– Aynen, merhum Aşık Veysel’in dediği gibi; Yolcu misali; Dünya girip çıkacağımız bir han. Tıpkı bizden önce gelip geçen, nesillere olduğu gibi. Türküsünde, sazının eşliğinde “iki kapılı bir handa, gidiyorum gündüz gece” demişti, bunu ona gönlü dedirtmişti ve dediği gibi geldi ve gitti. Herkes misafir edildiği dünyada sırasını bekliyor, muayyen zaman dolunca o da gidecek, ondan önceki herkes gibi.
-Konakladığız dünya, elimizdekilerle ve elde edemediklerimizle sınandığımız büyük bir imtihan yeri, aslında. Yani biz ne sıradan bir yolcuyuz ne de alelade misafir. İnananlar için, çetin bir hesap günü var, inanmayanlar için ise berbat mı berbat bir diriliş ki, ayette buyrulduğu gibi, keşke toprak olsaydık diyecek, akıbetlerini görünce, inançsızlar.

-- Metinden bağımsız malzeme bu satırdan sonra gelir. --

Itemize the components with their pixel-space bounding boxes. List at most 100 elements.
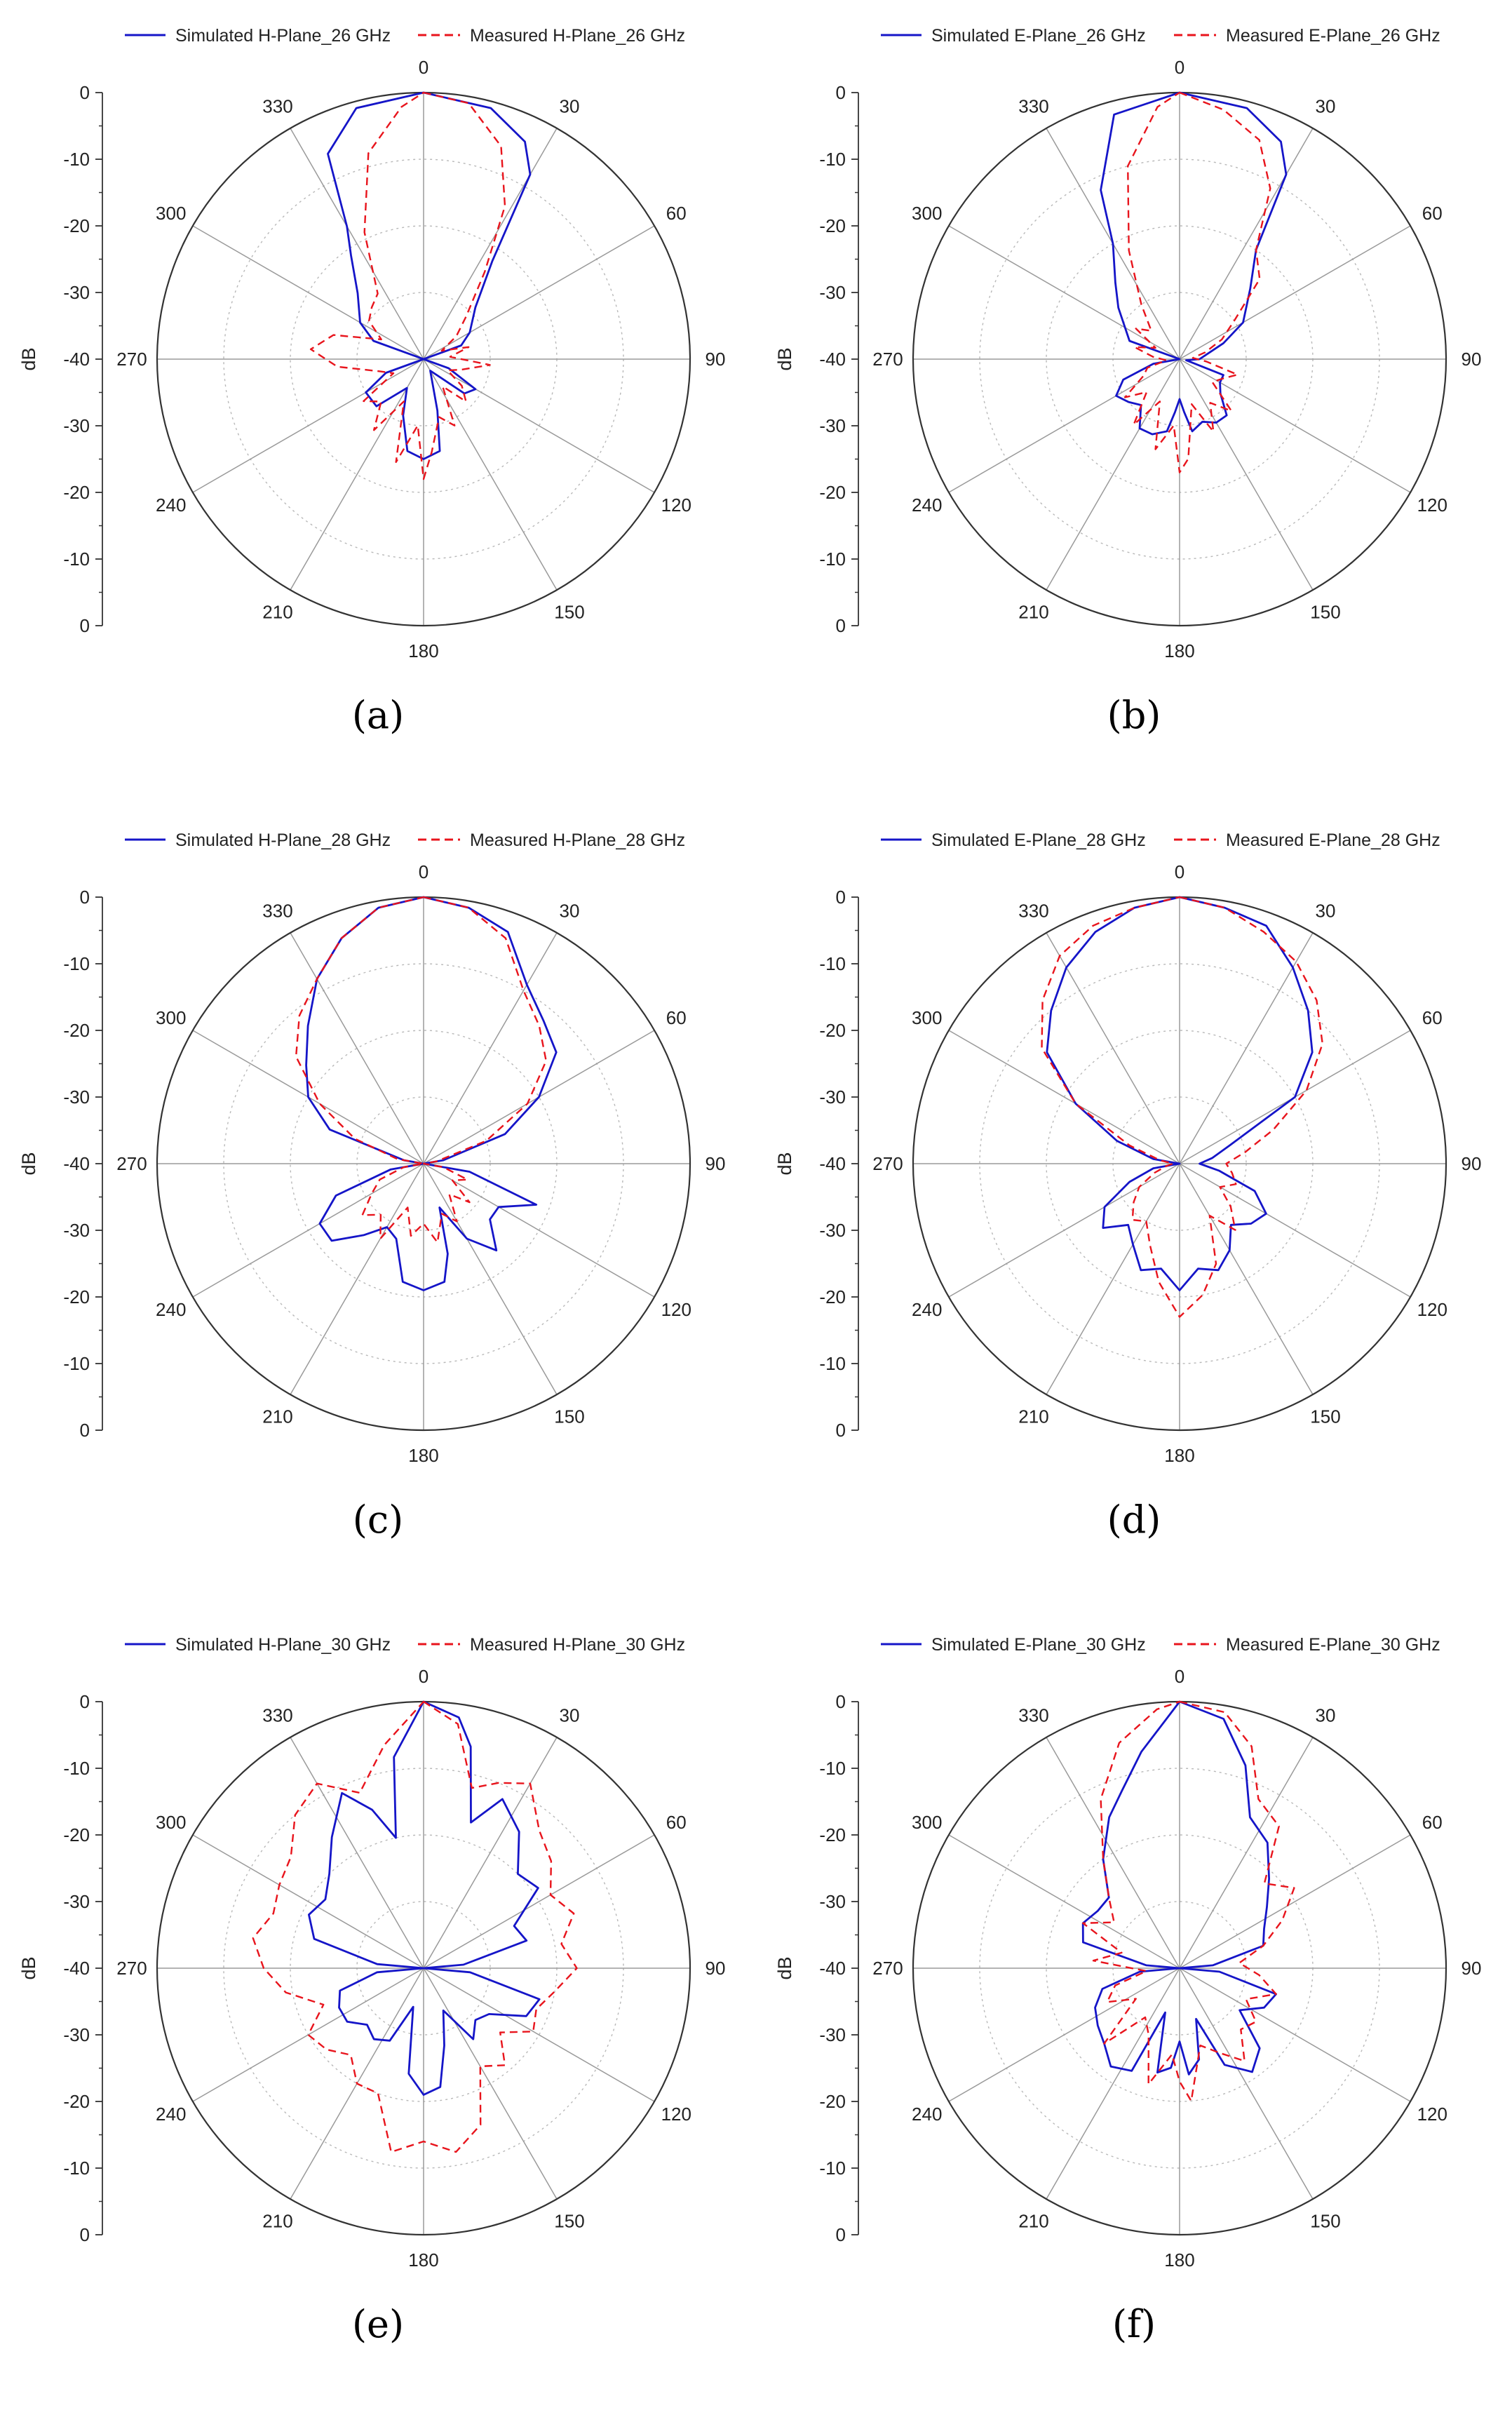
radial-tick-label: -30 [63, 1087, 90, 1108]
grid-spoke [948, 1030, 1180, 1164]
angle-tick-label: 240 [912, 1299, 942, 1320]
angle-tick-label: 0 [419, 1666, 428, 1687]
grid-spoke [290, 1737, 424, 1969]
angle-tick-label: 300 [156, 1007, 186, 1028]
angle-tick-label: 30 [1316, 901, 1336, 922]
angle-tick-label: 330 [262, 901, 292, 922]
angle-tick-label: 270 [116, 1153, 147, 1174]
grid-spoke [1179, 1967, 1314, 2200]
radial-tick-label: -30 [63, 2024, 90, 2045]
simulated-series-line [1046, 896, 1314, 1291]
angle-tick-label: 180 [408, 640, 438, 661]
legend-measured-label: Measured H-Plane_26 GHz [470, 26, 685, 46]
grid-spoke [192, 225, 424, 360]
angle-tick-label: 60 [1422, 1812, 1443, 1833]
grid-spoke [1046, 932, 1180, 1164]
simulated-series-line [1100, 91, 1288, 436]
angle-tick-label: 270 [116, 1958, 147, 1979]
angle-tick-label: 240 [156, 495, 186, 516]
angle-tick-label: 150 [1310, 601, 1340, 622]
grid-spoke [192, 358, 424, 493]
grid-spoke [290, 128, 424, 360]
angle-tick-label: 300 [912, 1007, 942, 1028]
simulated-series-line [327, 91, 532, 460]
legend-simulated-label: Simulated E-Plane_30 GHz [931, 1635, 1146, 1655]
radial-tick-label: -10 [63, 1353, 90, 1374]
legend-simulated-label: Simulated H-Plane_26 GHz [175, 26, 391, 46]
grid-spoke [1179, 1834, 1411, 1969]
angle-tick-label: 90 [1462, 1958, 1482, 1979]
legend-measured-label: Measured H-Plane_28 GHz [470, 830, 685, 850]
measured-series-line [1041, 896, 1323, 1318]
radial-tick-label: -30 [819, 282, 846, 303]
legend-simulated-label: Simulated E-Plane_26 GHz [931, 26, 1146, 46]
polar-chart: Simulated E-Plane_30 GHz Measured E-Plane… [774, 1635, 1482, 2346]
angle-tick-label: 0 [1175, 861, 1184, 882]
radial-tick-label: -30 [819, 1891, 846, 1912]
radial-tick-label: -30 [63, 1220, 90, 1241]
radial-tick-label: -30 [63, 282, 90, 303]
angle-tick-label: 330 [262, 96, 292, 117]
y-axis-label: dB [18, 1956, 39, 1979]
angle-tick-label: 30 [560, 901, 580, 922]
grid-spoke [423, 1737, 558, 1969]
radial-tick-label: -20 [819, 482, 846, 503]
angle-tick-label: 90 [1462, 349, 1482, 370]
radial-tick-label: -20 [63, 2091, 90, 2112]
radial-tick-label: 0 [836, 1691, 846, 1712]
grid-spoke [1179, 358, 1314, 591]
radial-tick-label: -20 [819, 1286, 846, 1307]
angle-tick-label: 150 [554, 2210, 584, 2231]
angle-tick-label: 210 [1018, 1406, 1048, 1427]
angle-tick-label: 210 [1018, 601, 1048, 622]
grid-spoke [423, 1834, 655, 1969]
radial-tick-label: -40 [819, 1958, 846, 1979]
angle-tick-label: 60 [666, 1007, 687, 1028]
simulated-series-line [305, 896, 558, 1291]
angle-tick-label: 90 [1462, 1153, 1482, 1174]
radial-tick-label: -30 [819, 415, 846, 436]
measured-series-line [1124, 91, 1271, 473]
radial-tick-label: -10 [63, 953, 90, 974]
grid-spoke [423, 128, 558, 360]
angle-tick-label: 60 [666, 203, 687, 224]
radial-tick-label: 0 [836, 2224, 846, 2245]
grid-spoke [948, 1163, 1180, 1298]
grid-spoke [192, 1163, 424, 1298]
legend-measured-label: Measured E-Plane_28 GHz [1226, 830, 1440, 850]
radial-tick-label: -20 [63, 1286, 90, 1307]
grid-spoke [1179, 358, 1411, 493]
angle-tick-label: 330 [1018, 1705, 1048, 1726]
grid-spoke [290, 1163, 424, 1395]
angle-tick-label: 240 [912, 495, 942, 516]
radial-tick-label: 0 [80, 887, 90, 908]
angle-tick-label: 300 [156, 1812, 186, 1833]
grid-spoke [423, 1163, 558, 1395]
grid-spoke [1179, 1967, 1411, 2102]
radial-tick-label: -20 [819, 2091, 846, 2112]
radial-tick-label: -20 [63, 482, 90, 503]
angle-tick-label: 240 [156, 2104, 186, 2125]
grid-spoke [948, 1967, 1180, 2102]
angle-tick-label: 90 [706, 1153, 726, 1174]
measured-series-line [295, 896, 547, 1244]
grid-spoke [1046, 1737, 1180, 1969]
radial-tick-label: -10 [63, 2158, 90, 2179]
polar-chart: Simulated E-Plane_26 GHz Measured E-Plane… [774, 26, 1482, 737]
angle-tick-label: 60 [1422, 1007, 1443, 1028]
radial-tick-label: -10 [63, 149, 90, 170]
angle-tick-label: 180 [1164, 1445, 1194, 1466]
grid-spoke [423, 1967, 558, 2200]
radial-tick-label: 0 [836, 1420, 846, 1441]
angle-tick-label: 330 [1018, 901, 1048, 922]
radial-tick-label: -10 [819, 1353, 846, 1374]
y-axis-label: dB [774, 347, 795, 370]
angle-tick-label: 180 [1164, 2249, 1194, 2271]
angle-tick-label: 120 [661, 495, 691, 516]
grid-spoke [948, 225, 1180, 360]
legend-simulated-label: Simulated E-Plane_28 GHz [931, 830, 1146, 850]
radial-tick-label: 0 [836, 615, 846, 636]
angle-tick-label: 150 [1310, 1406, 1340, 1427]
grid-spoke [1046, 1163, 1180, 1395]
angle-tick-label: 30 [1316, 1705, 1336, 1726]
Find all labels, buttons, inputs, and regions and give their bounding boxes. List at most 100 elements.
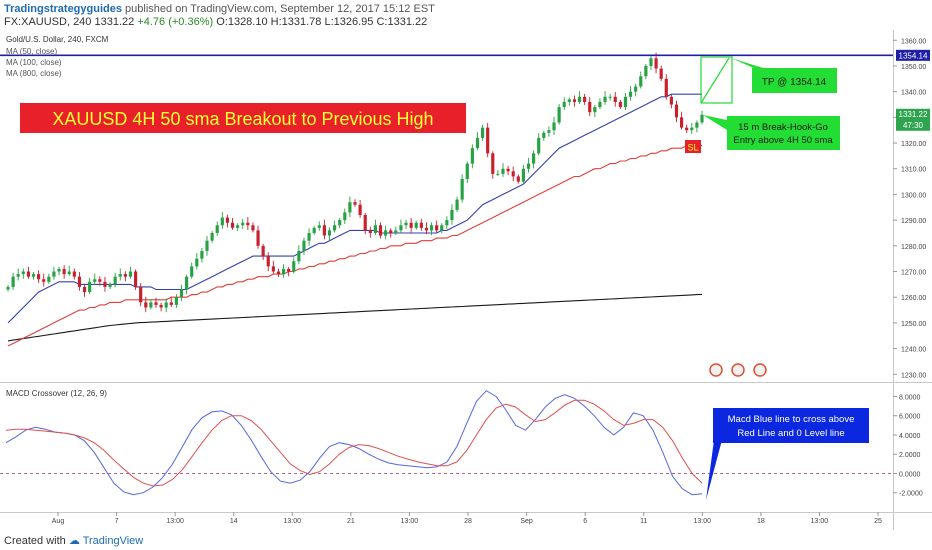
- candle: [358, 199, 362, 218]
- candle-body: [680, 117, 684, 128]
- candle: [475, 132, 480, 151]
- candle-body: [11, 276, 15, 287]
- candle: [649, 54, 653, 70]
- candle-body: [450, 209, 454, 221]
- price-tick-label: 1240.00: [901, 347, 926, 354]
- candle-body: [384, 230, 388, 236]
- price-tick-label: 1270.00: [901, 270, 926, 277]
- event-flag-icon[interactable]: [731, 363, 745, 377]
- time-tick-label: 13:00: [284, 518, 302, 525]
- candle-body: [292, 261, 296, 272]
- candle: [363, 212, 367, 235]
- candle-body: [480, 127, 485, 138]
- price-change: +4.76 (+0.36%): [137, 16, 214, 28]
- candle: [394, 226, 398, 236]
- price-pane-bg: [0, 30, 893, 382]
- candle: [623, 92, 628, 111]
- time-tick-label: 18: [757, 518, 765, 525]
- event-icons[interactable]: [709, 363, 767, 377]
- time-tick-label: 13:00: [811, 518, 829, 525]
- price-tick-label: 1260.00: [901, 295, 926, 302]
- publisher-link[interactable]: Tradingstrategyguides: [4, 3, 122, 15]
- macd-note-line1: Macd Blue line to cross above: [728, 414, 855, 425]
- candle-body: [368, 230, 372, 233]
- candle-body: [491, 153, 495, 174]
- macd-annotation[interactable]: Macd Blue line to cross above Red Line a…: [706, 408, 869, 500]
- candle: [618, 99, 622, 110]
- published-text: published on TradingView.com, September …: [125, 3, 435, 15]
- candle: [680, 111, 684, 130]
- sl-badge-text: SL: [687, 143, 698, 153]
- resistance-badge-label: 1354.14: [899, 51, 928, 60]
- candle-body: [185, 276, 189, 290]
- headline-annotation[interactable]: XAUUSD 4H 50 sma Breakout to Previous Hi…: [20, 103, 466, 133]
- tp-annotation[interactable]: TP @ 1354.14: [700, 56, 837, 104]
- legend: Gold/U.S. Dollar, 240, FXCM MA (50, clos…: [6, 35, 109, 78]
- candle: [123, 271, 127, 282]
- candle-body: [460, 179, 464, 200]
- candle-body: [6, 286, 10, 290]
- candle: [246, 217, 250, 231]
- candle: [179, 284, 184, 302]
- candle: [567, 97, 571, 106]
- candle: [195, 253, 199, 270]
- entry-annotation[interactable]: 15 m Break-Hook-Go Entry above 4H 50 sma: [703, 115, 840, 150]
- candle-body: [659, 68, 663, 79]
- candle: [98, 276, 102, 286]
- candle: [52, 266, 56, 280]
- candle-body: [363, 214, 367, 231]
- candle-body: [251, 225, 255, 231]
- candle: [521, 164, 525, 185]
- candle: [695, 120, 699, 133]
- candle-body: [220, 217, 224, 226]
- price-axis[interactable]: 1230.00 1240.00 1250.00 1260.00 1270.00 1280.…: [893, 38, 926, 379]
- sl-annotation[interactable]: SL: [685, 140, 701, 153]
- candle-body: [486, 127, 490, 154]
- price-tick-label: 1360.00: [901, 38, 926, 45]
- ma50-line: [7, 93, 702, 324]
- event-flag-icon[interactable]: [709, 363, 723, 377]
- legend-ma100: MA (100, close): [6, 58, 62, 67]
- candle: [378, 222, 383, 239]
- time-tick-label: 13:00: [401, 518, 419, 525]
- candle-body: [225, 217, 230, 223]
- candle-body: [389, 230, 393, 233]
- candle: [154, 297, 158, 308]
- candle: [450, 204, 454, 225]
- candle-body: [404, 222, 408, 226]
- candle-body: [82, 286, 87, 293]
- candle-body: [236, 225, 240, 228]
- candle: [103, 277, 107, 292]
- candle: [526, 157, 531, 173]
- candle-body: [322, 225, 326, 236]
- time-axis[interactable]: Aug 7 13:00 14 13:00 21 13:00 28 Sep 6 11 13:00 18 13…: [52, 512, 882, 525]
- candle-body: [506, 168, 510, 172]
- price-badges: 1354.14 1331.22 47:30: [896, 49, 930, 131]
- tradingview-logo-icon[interactable]: ☁: [68, 535, 80, 547]
- created-with: Created with ☁ TradingView: [4, 534, 143, 547]
- candle: [429, 222, 434, 236]
- bar-countdown-label: 47:30: [903, 121, 924, 130]
- candle: [185, 274, 189, 295]
- candle-body: [93, 279, 97, 282]
- candlestick-series: [6, 52, 704, 313]
- candle-body: [516, 176, 520, 182]
- event-flag-icon[interactable]: [753, 363, 767, 377]
- time-tick-label: 28: [464, 518, 472, 525]
- candle-body: [42, 279, 46, 282]
- macd-axis[interactable]: -2.0000 0.0000 2.0000 4.0000 6.0000 8.0000: [893, 394, 923, 498]
- candle-body: [174, 297, 178, 305]
- candle-body: [246, 222, 250, 226]
- candle: [577, 91, 582, 104]
- candle-body: [623, 96, 628, 108]
- tradingview-link[interactable]: TradingView: [82, 535, 144, 547]
- candle: [419, 218, 423, 231]
- candle-body: [547, 130, 551, 133]
- candle: [435, 220, 439, 233]
- candle-body: [628, 91, 633, 97]
- candle: [236, 223, 240, 231]
- candle-body: [312, 227, 316, 233]
- candle-body: [526, 163, 531, 169]
- candle-body: [537, 137, 541, 154]
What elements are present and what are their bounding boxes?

-En üstün mahlûkat olarak yaratılmış insan, kendisine bahşedilen nimetlerin kimin tarafından bahşedildiğinin bilincinde olup ve de kendisine yüklenilen misyonun sorumluluğunu gereğince yerine getirmekle mükelleftir. Ve herkesin imtihanı, gücü ve imkanları nispetindedir. Hâşâ; Allah kimseye taşıyamayacağı yükü yüklemez. Ancak insan, o kendisine atfedilen gücün sınırlarını kestirmediği için, direnç eksikliği gösterir. Burada test edilen sabır, dirayet ve metanettir. Azim, kararlılık ve sebattır. Zira gerçek inançta, gevşekliğe ve rehavete yer yoktur.
-Bir zerreye varıncaya kadar, büyük küçük her şeyin hesabı sorulacaktır, kıyamet sonrasındaki hesap zamanında. Parmak izi misali derisi, kamera ve ses kaydı misali kulakları ve gözleri her şeyini ifşa edecektir. Bizi sürekli gözleyen ve her şeyimizi kaydeden görevlilerin derlediklerinden oluşan ve ik’ra kitabek diye önümüze konulduğunda hesabımız. Teraziye çekildiğimizde, günahları ağır basanın vay haline. Çünkü varacağı yer korkunç azap yeri olan cehennemdir. Sevap ve haseneleri fazla olanlar ise ebediyen yaşayacakları cennetle ödüllendirilecektir. Geçici bir dünya sonrasında, hangisini tercih eder, aklıselim insanlar.
-Dünya geçici bir konak, bir oyun yeri, mal ve evlatlarla saymaca yarışı ve tefağur yeridir. Heva ve heveslerini uğruna geçici bir dünyayı, kalıcı bir cennete değişip, cehennem ateşinde yanacakların vay haline.